Habit. Its meaning seems obvious: some repeated action that ends up become second nature, or perhaps—to invoke a contentious adjective—rote. That word “rote” connotes something unthinking and lifeless, mindlessly habitual.
I suppose that many in the West have assumed they grasp the sense of “habit” ever since Thomas Aquinas, following older Latin translations of Aristotle (William of Moerbeke?), made habit a bedrock virtue of Christian maturity. The term they used, habitus, was their Latin translation of choice for the Stagirite’s original hexis.
But is hexis, in Aristotle’s mind and usage, really what we mean by “habit,” with it connotations of static lifelessness? With Joe Sachs, I think not. Sachs, in his introduction to his English translation of Aristotle’s Nicomachean Ethics, writes
… what defines hexis is that it is not a passive state but an active condition, a way in which we hold ourselves, having taken hold deliberately of the feelings and dispositions that are in us merely passively….

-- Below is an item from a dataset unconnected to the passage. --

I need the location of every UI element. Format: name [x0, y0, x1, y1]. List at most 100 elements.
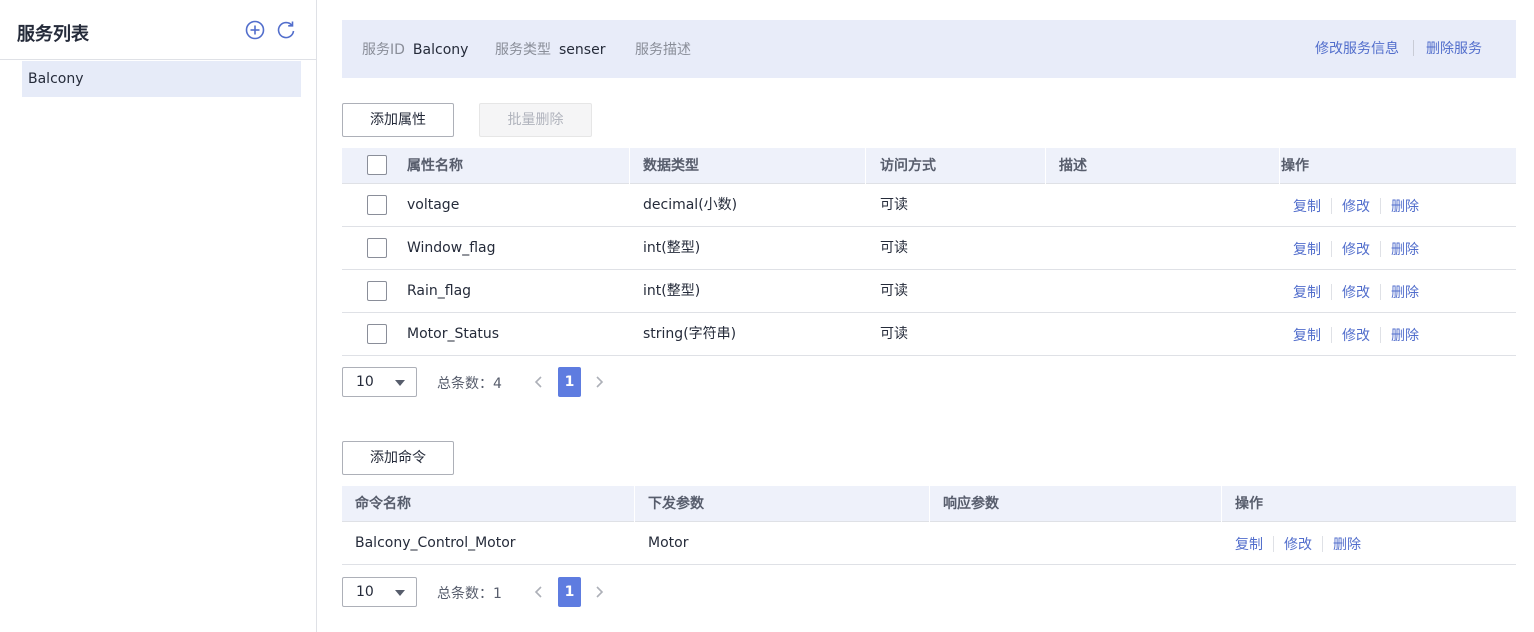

An example comes from my decades-long experience of long-distance running. While on a long run, say 10 or 12 miles, I embrace a variety of postures and attitudes. For example, I frequently give myself “permission” to run slowly. (In fact, sometimes I will see how slow I can possibly run, in a runner’s version of the “slow cooking” movement.) Other times I run at a very comfortable pace. Sometimes I sprint. But sometimes
I try to hold a moderate pace, maybe for a specific number of minutes, or perhaps for a specific distance. For me this is probably just under an eight-minute-per-mile pace. When I do that—not exactly “pushing myself to the limit,” but also not lackadaisically “coasting”—what am I doing? I’m “holding myself” actively in a certain, constant state. It requires intentionality; it requires exertion. And if one engages in this activity for months, years, decades, it can become kind of, sort of, automatic, although never simply passive.
When I run in this way, I often meditate on Aristotle’s notion of hexis.